The door swung in and there he was. Familiar man in a familiar space, and yet she felt so utterly, irretrievably lost.

He did a double-take, surprised to find her on the floor. “Hey. How’s your head?”

She had no reply for that, so she shrugged, no doubt looking sheepish as fuck. “How was the party?”

“Shitty without you. But also pretty special. I brought you a hunk of cake and some Vicodins Heather insisted you might want.” He held up a paper grocery bag then set it on the counter. “I didn’t explain exactly how terrible an idea that was, obviously.”

“She’s sweet in her weird way.”

“Don’t let her hear you say that.” He closed the toilet and took a seat. “I didn’t know you got migraines. Is it a pregnancy thing?”

“I…I don’t think so.”

“Wouldn’t you rather be someplace dark?”

She tried to smile, tried to be candid and brave and dignified, but one twitch of her lips and her entire face crumpled. Tears streaked her cheeks, burning hot.

“Whoa, honey.” He was on his knees in a beat, cupping her shoulders. “What’s going on?”

She tried to speak but nothing came, only a rusty squeak. She grabbed the maxi-pad package from the floor beside the toilet, held it up, flung it at the wall with a flash of anger.

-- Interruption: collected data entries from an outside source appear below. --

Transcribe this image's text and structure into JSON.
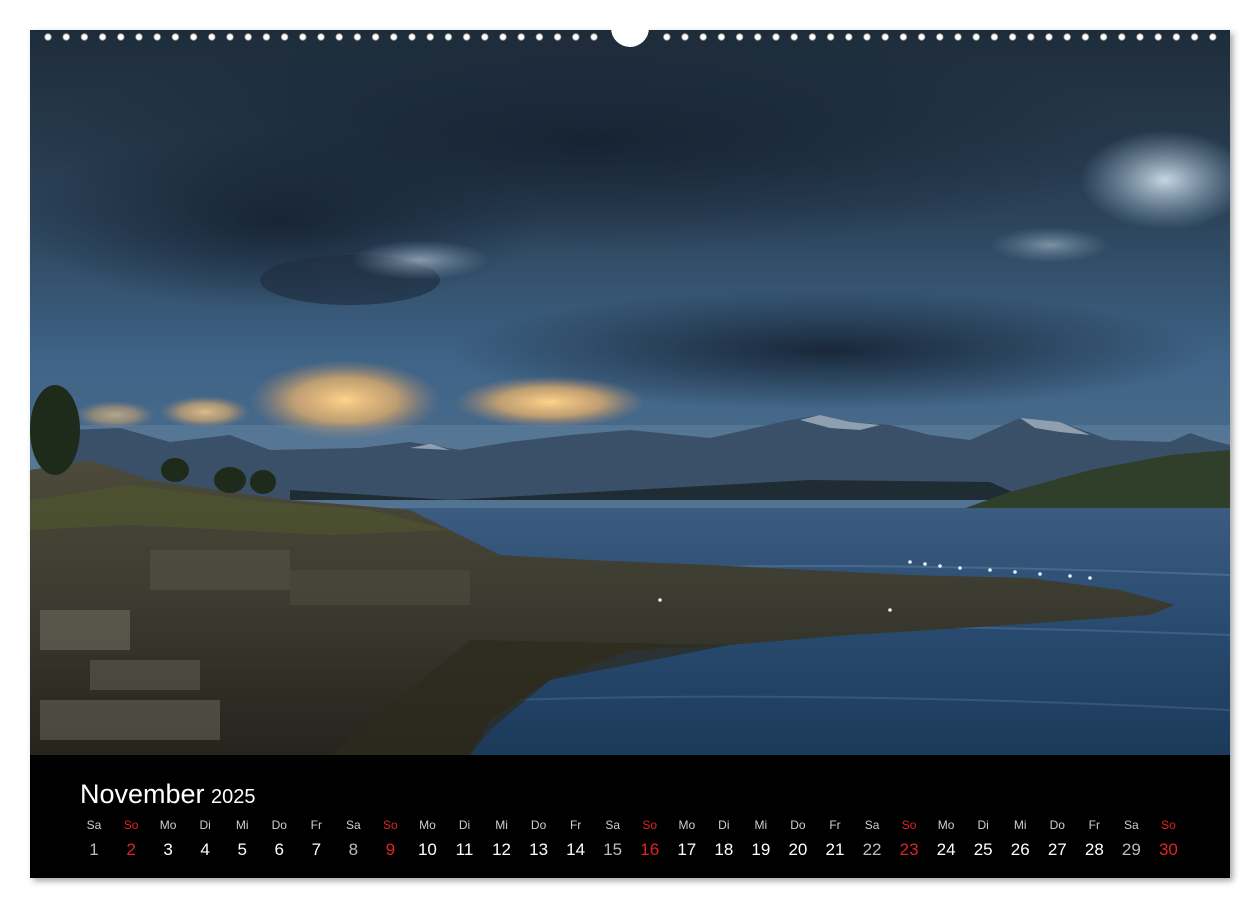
{
  "calendar": {
    "month": "November",
    "year": "2025",
    "colors": {
      "sunday": "#e02424",
      "saturday": "#bdbdbd",
      "weekday": "#ffffff",
      "background": "#000000"
    },
    "days": [
      {
        "wd": "Sa",
        "d": "1",
        "type": "sat"
      },
      {
        "wd": "So",
        "d": "2",
        "type": "sun"
      },
      {
        "wd": "Mo",
        "d": "3",
        "type": "day"
      },
      {
        "wd": "Di",
        "d": "4",
        "type": "day"
      },
      {
        "wd": "Mi",
        "d": "5",
        "type": "day"
      },
      {
        "wd": "Do",
        "d": "6",
        "type": "day"
      },
      {
        "wd": "Fr",
        "d": "7",
        "type": "day"
      },
      {
        "wd": "Sa",
        "d": "8",
        "type": "sat"
      },
      {
        "wd": "So",
        "d": "9",
        "type": "sun"
      },
      {
        "wd": "Mo",
        "d": "10",
        "type": "day"
      },
      {
        "wd": "Di",
        "d": "11",
        "type": "day"
      },
      {
        "wd": "Mi",
        "d": "12",
        "type": "day"
      },
      {
        "wd": "Do",
        "d": "13",
        "type": "day"
      },
      {
        "wd": "Fr",
        "d": "14",
        "type": "day"
      },
      {
        "wd": "Sa",
        "d": "15",
        "type": "sat"
      },
      {
        "wd": "So",
        "d": "16",
        "type": "sun"
      },
      {
        "wd": "Mo",
        "d": "17",
        "type": "day"
      },
      {
        "wd": "Di",
        "d": "18",
        "type": "day"
      },
      {
        "wd": "Mi",
        "d": "19",
        "type": "day"
      },
      {
        "wd": "Do",
        "d": "20",
        "type": "day"
      },
      {
        "wd": "Fr",
        "d": "21",
        "type": "day"
      },
      {
        "wd": "Sa",
        "d": "22",
        "type": "sat"
      },
      {
        "wd": "So",
        "d": "23",
        "type": "sun"
      },
      {
        "wd": "Mo",
        "d": "24",
        "type": "day"
      },
      {
        "wd": "Di",
        "d": "25",
        "type": "day"
      },
      {
        "wd": "Mi",
        "d": "26",
        "type": "day"
      },
      {
        "wd": "Do",
        "d": "27",
        "type": "day"
      },
      {
        "wd": "Fr",
        "d": "28",
        "type": "day"
      },
      {
        "wd": "Sa",
        "d": "29",
        "type": "sat"
      },
      {
        "wd": "So",
        "d": "30",
        "type": "sun"
      }
    ]
  }
}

His brows drew together, expression darkening from confusion to horror. “Wait. What is going on?”

“It’s gone.” The words felt odd, watery, coming from the roof of her mouth, somehow, not her throat. She gulped air. “The pregnancy. It just… I just started bleeding, at your sister’s.”

“Like a miscarriage?”

“Yeah. Exactly like that.”

For a moment he could only shake his head, looking lost. Looking slapped. “Jesus, Laurel… Does it hurt?”

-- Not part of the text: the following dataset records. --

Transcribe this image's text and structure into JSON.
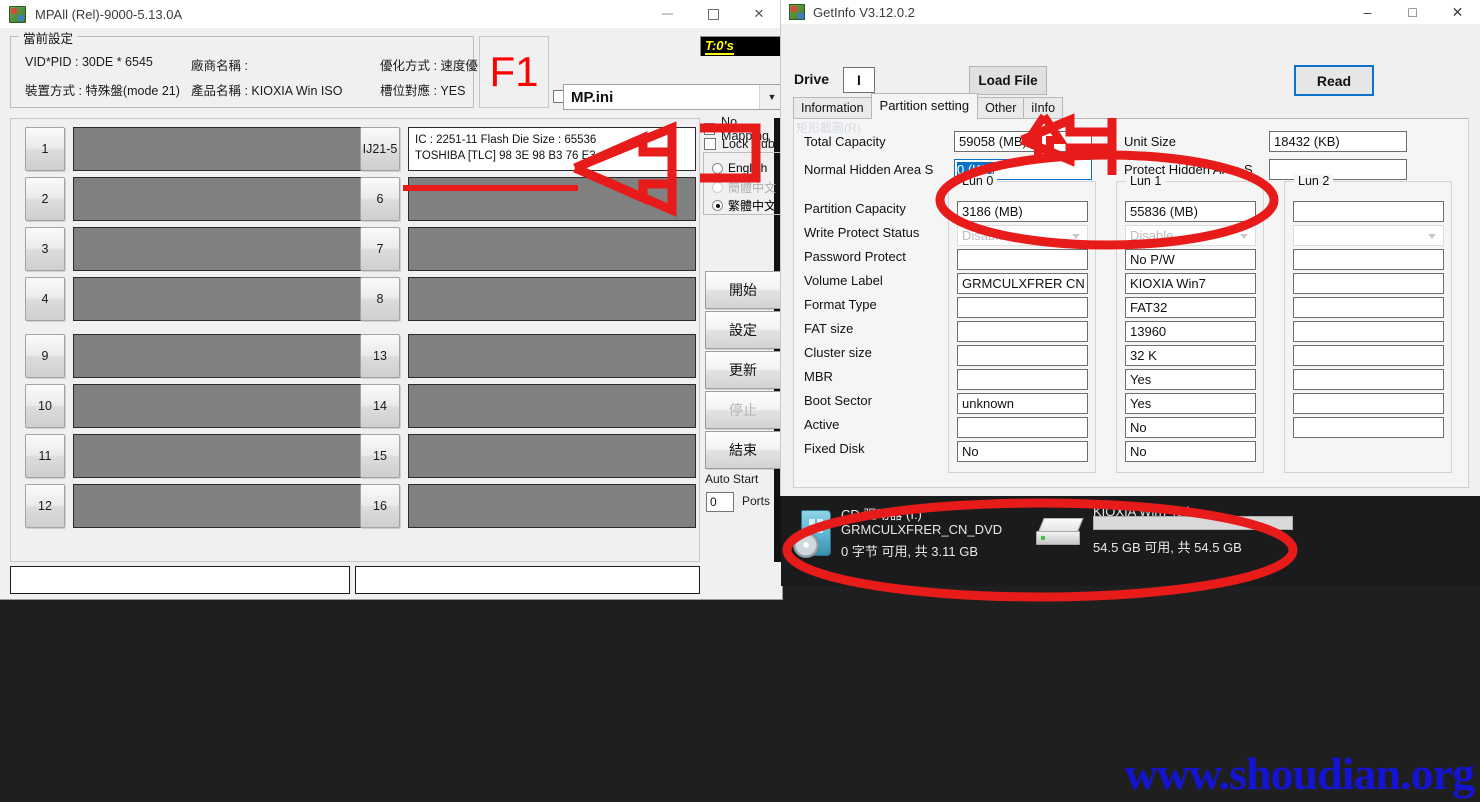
{
  "mpall": {
    "title": "MPAll (Rel)-9000-5.13.0A",
    "window_controls": {
      "minimize": "minimize-icon",
      "maximize": "maximize-icon",
      "close": "close-icon"
    },
    "current_settings": {
      "legend": "當前設定",
      "vid_pid": "VID*PID : 30DE * 6545",
      "device_mode": "裝置方式 : 特殊盤(mode 21)",
      "vendor": "廠商名稱 :",
      "product": "產品名稱 : KIOXIA Win ISO",
      "optimize": "優化方式 : 速度優",
      "slot_map": "槽位對應 : YES"
    },
    "f1_label": "F1",
    "timer_label": "T:0's",
    "ini_file": "MP.ini",
    "slots": {
      "left": [
        "1",
        "2",
        "3",
        "4",
        "9",
        "10",
        "11",
        "12"
      ],
      "right": [
        "IJ21-5",
        "6",
        "7",
        "8",
        "13",
        "14",
        "15",
        "16"
      ],
      "active_slot_info_line1": "IC : 2251-11  Flash Die Size : 65536",
      "active_slot_info_line2": "TOSHIBA [TLC] 98 3E 98 B3 76 E3"
    },
    "options": {
      "no_mapping": "No Mapping",
      "lock_hub": "Lock Hub"
    },
    "languages": [
      {
        "label": "English",
        "selected": false,
        "disabled": false
      },
      {
        "label": "簡體中文",
        "selected": false,
        "disabled": true
      },
      {
        "label": "繁體中文",
        "selected": true,
        "disabled": false
      }
    ],
    "buttons": [
      {
        "label": "開始",
        "disabled": false
      },
      {
        "label": "設定",
        "disabled": false
      },
      {
        "label": "更新",
        "disabled": false
      },
      {
        "label": "停止",
        "disabled": true
      },
      {
        "label": "結束",
        "disabled": false
      }
    ],
    "auto_start": {
      "label": "Auto Start",
      "value": "0",
      "units": "Ports"
    }
  },
  "getinfo": {
    "title": "GetInfo V3.12.0.2",
    "drive_label": "Drive",
    "drive_value": "I",
    "load_file_label": "Load File",
    "read_label": "Read",
    "tabs": [
      {
        "label": "Information",
        "active": false
      },
      {
        "label": "Partition setting",
        "active": true
      },
      {
        "label": "Other",
        "active": false
      },
      {
        "label": "iInfo",
        "active": false
      }
    ],
    "snip_overlay": "矩形截圖(R)",
    "top_fields": [
      {
        "label": "Total Capacity",
        "value": "59058 (MB)",
        "selected": false
      },
      {
        "label": "Unit Size",
        "value": "18432 (KB)",
        "selected": false
      },
      {
        "label": "Normal Hidden Area S",
        "value": "0 (KB)",
        "selected": true
      },
      {
        "label": "Protect Hidden Area S",
        "value": "",
        "selected": false
      }
    ],
    "row_labels": [
      "Partition Capacity",
      "Write Protect Status",
      "Password Protect",
      "Volume Label",
      "Format Type",
      "FAT size",
      "Cluster size",
      "MBR",
      "Boot Sector",
      "Active",
      "Fixed Disk"
    ],
    "luns": [
      {
        "name": "Lun 0",
        "values": [
          "3186 (MB)",
          "Disable",
          "",
          "GRMCULXFRER CN DV",
          "",
          "",
          "",
          "",
          "unknown",
          "",
          "No"
        ]
      },
      {
        "name": "Lun 1",
        "values": [
          "55836 (MB)",
          "Disable",
          "No P/W",
          "KIOXIA Win7",
          "FAT32",
          "13960",
          "32 K",
          "Yes",
          "Yes",
          "No",
          "No"
        ]
      },
      {
        "name": "Lun 2",
        "values": [
          "",
          "",
          "",
          "",
          "",
          "",
          "",
          "",
          "",
          "",
          ""
        ]
      }
    ]
  },
  "explorer": {
    "drives": [
      {
        "title": "CD 驱动器 (I:)",
        "label": "GRMCULXFRER_CN_DVD",
        "free": "0 字节 可用, 共 3.11 GB",
        "icon": "cd-drive-icon"
      },
      {
        "title": "KIOXIA Win7 (J:)",
        "label": "",
        "free": "54.5 GB 可用, 共 54.5 GB",
        "icon": "hard-drive-icon"
      }
    ]
  },
  "watermark": "www.shoudian.org",
  "colors": {
    "annotation_red": "#e81b1b",
    "accent_blue": "#0a72c8",
    "watermark_blue": "#1414d2",
    "timer_yellow": "#ffff00",
    "f1_red": "#ff0000"
  }
}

“Yeah. So bad.” The pitiful, ringing truth of that opened something inside her, tears coming fast as though a dam had burst. “It hurts really, really bad.”

“How?”

“My back. And there’s cramps. But mostly it’s my back.”

“What can I do?”

“Not much.”

“Does it… Are you bleeding now?”

“Yeah, loads.”

He squeezed her hands. “Fuck me. Heather said you had a headache.”

She nodded, catching her breath. She stole one of her hands back to wipe her running nose. “I asked her to tell you that.”

His brow knitted. “What?”

“I didn’t want to wreck the party for you.”

“The fuck?” He paused, caught himself. Sighed and let her other hand go and rubbed his face. He leaned over and freed the toilet paper roll from the dispenser and unfurled a long banner of it to hand to her. “Sorry. I’m not angry at you. I’m just…fuck if I know. Upset, I guess.”

“I don’t blame you.”

Those blue eyes looked so tired. “So this happened hours ago? How could you not know how bad I’d want to be with you while you’re going through this?”

“I didn’t know if I wanted that.”

Hurt settled across his face like a shadow.

“Not because you aren’t a part of this,” she said, and blew her nose. “Not because you don’t have a right to know or to care, or to want to help. It’s hard to explain.” It was that same instinct that urged cats to hide themselves away when they gave birth, wasn’t it? The same one that made women so grumpy at the height of PMS. Something primal and isolating.

His expression softened. “What happened? To the baby, I mean.”

She wished he wouldn’t call it that—it was an embryo. Had been. Nothing more than a little squiggle of cells, or so she took comfort in imagining. She shrugged. “Something genetic, probably.”

He seemed to go pale at that.

“It’s really common. Something like half of pregnancies end in miscarriage. Usually before a woman even knows about it.”

“Oh.”

“It’s nothing either of us did wrong, or anything wrong with our bodies, or anything we could have prevented. This one just decided not to sign the lease.”

He smiled grimly, seeming a touch relieved by her levity.

“You’re allowed to be sad,” she said, and leaned forward to squeeze his arm. The motion triggered a fresh cramp and it took everything she had not to let it show. “Or to feel relieved, or any other thing. This was your experience too, brief as it was.”

“I’m here to be whatever you need.”

“Same.”

He scooted over to sit beside her, curled a palm around the back of her head, scrunched her hair and coaxed her face to his neck. He held her for a long time, rubbing her aching back with a hot, broad palm as she felt the tick of his jugular vein against her lips.

“It really hurts, huh?” he asked softly.

“So much. Like the worst period ever.”